Quelle pièce manque encore au puzzle ? Un mouvement populaire ? L’élection d’un guide religieux au poste de président de la République ? Ou la création d’un sénat, renforcé par une grande notoriété et arsenal juridique taillé sur mesure pour les leaders religieux ? Il est clair qu’un simple déclic peut basculer le Mali dans un Etat islamique. Déjà, dans le box des terroristes et islamistes, la gestion « chaotique » des politiciens oblige les citoyens à se tourner vers de nouveaux acteurs politiques, cachés derrière la couverture de la religion.
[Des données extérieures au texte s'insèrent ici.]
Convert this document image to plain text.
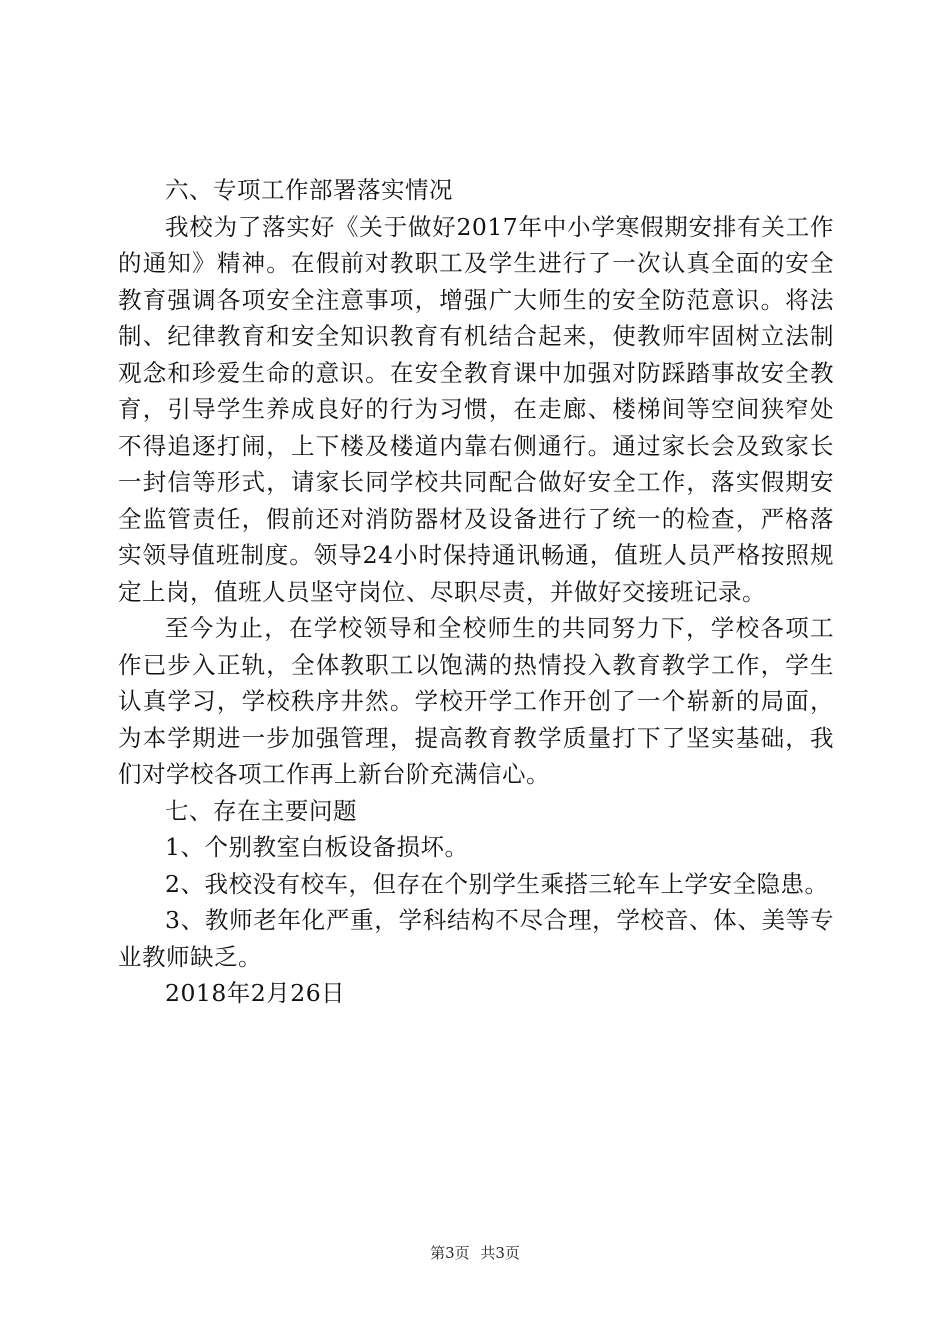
六、专项工作部署落实情况

我校为了落实好《关于做好2017年中小学寒假期安排有关工作的通知》精神。在假前对教职工及学生进行了一次认真全面的安全教育强调各项安全注意事项，增强广大师生的安全防范意识。将法制、纪律教育和安全知识教育有机结合起来，使教师牢固树立法制观念和珍爱生命的意识。在安全教育课中加强对防踩踏事故安全教育，引导学生养成良好的行为习惯，在走廊、楼梯间等空间狭窄处不得追逐打闹，上下楼及楼道内靠右侧通行。通过家长会及致家长一封信等形式，请家长同学校共同配合做好安全工作，落实假期安全监管责任，假前还对消防器材及设备进行了统一的检查，严格落实领导值班制度。领导24小时保持通讯畅通，值班人员严格按照规定上岗，值班人员坚守岗位、尽职尽责，并做好交接班记录。

至今为止，在学校领导和全校师生的共同努力下，学校各项工作已步入正轨，全体教职工以饱满的热情投入教育教学工作，学生认真学习，学校秩序井然。学校开学工作开创了一个崭新的局面，为本学期进一步加强管理，提高教育教学质量打下了坚实基础，我们对学校各项工作再上新台阶充满信心。

七、存在主要问题

1、个别教室白板设备损坏。

2、我校没有校车，但存在个别学生乘搭三轮车上学安全隐患。

3、教师老年化严重，学科结构不尽合理，学校音、体、美等专业教师缺乏。

2018年2月26日

第3页 共3页
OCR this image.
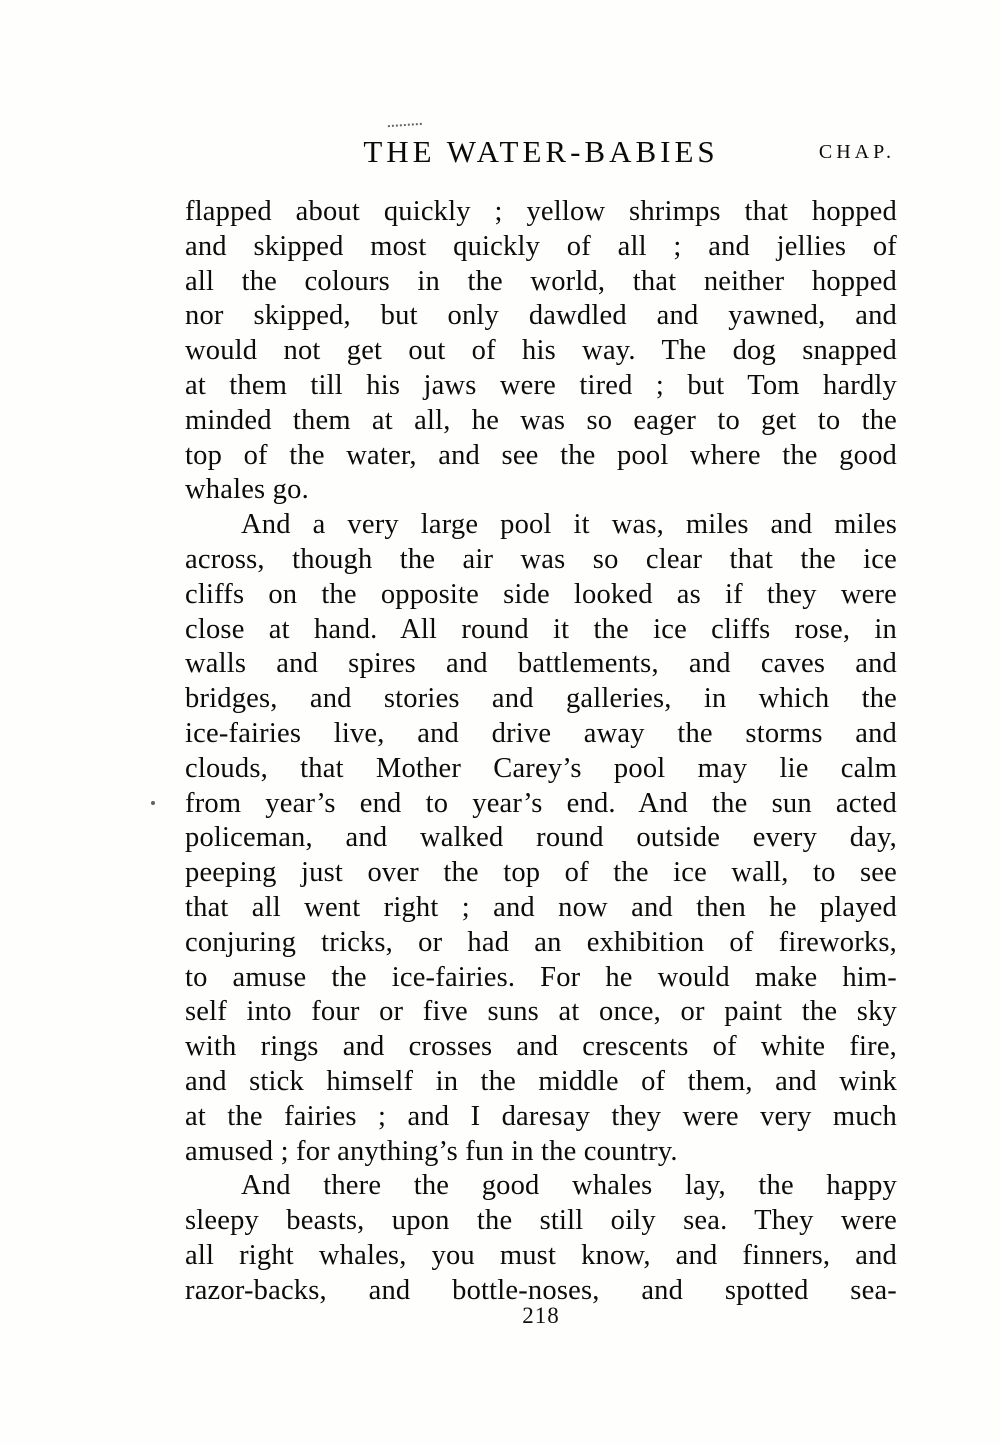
THE WATER-BABIES	CHAP.
flapped about quickly ; yellow shrimps that hopped
and skipped most quickly of all ; and jellies of
all the colours in the world, that neither hopped
nor skipped, but only dawdled and yawned, and
would not get out of his way. The dog snapped
at them till his jaws were tired ; but Tom hardly
minded them at all, he was so eager to get to the
top of the water, and see the pool where the good
whales go.
And a very large pool it was, miles and miles
across, though the air was so clear that the ice
cliffs on the opposite side looked as if they were
close at hand. All round it the ice cliffs rose, in
walls and spires and battlements, and caves and
bridges, and stories and galleries, in which the
ice-fairies live, and drive away the storms and
clouds, that Mother Carey’s pool may lie calm
from year’s end to year’s end. And the sun acted
policeman, and walked round outside every day,
peeping just over the top of the ice wall, to see
that all went right ; and now and then he played
conjuring tricks, or had an exhibition of fireworks,
to amuse the ice-fairies. For he would make him-
self into four or five suns at once, or paint the sky
with rings and crosses and crescents of white fire,
and stick himself in the middle of them, and wink
at the fairies ; and I daresay they were very much
amused ; for anything’s fun in the country.
And there the good whales lay, the happy
sleepy beasts, upon the still oily sea. They were
all right whales, you must know, and finners, and
razor-backs, and bottle-noses, and spotted sea-
218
Certes, depuis l’indépendance, les religieux ont toujours été consultés et impliqués dans la gestion du pouvoir. Mais, ils ont longtemps joué le rôle de guide, de force de médiation entre la majorité et l’opposition. Aujourd’hui, ce rôle change et la création, courant août 2019, du premier mouvement politico-religieux est un signe annonciateur du changement d’engagement des leaders religieux qui aspirent désormais à prendre le pouvoir. Lancé pour soutenir l’influent imam Mahmoud Dicko, ce mouvement bénéficie déjà du soutien de plusieurs cadres de l’arène politique. En effet, son lancement le week-end dernier, a même été présidé par le ministre des Réformes institutionnelles et des Relations avec la Société civile, Amadou Thiam. Aussi, tous les grands barons de l’opposition et de la majorité politique étaient présents. Le mouvement porte le nom d’un homme influent du pays qui a toujours jouit d’une grande respectabilité auprès du peuple malien à cause de ses prises de position durant son passage au Haut conseil islamique du Mali (HCIM).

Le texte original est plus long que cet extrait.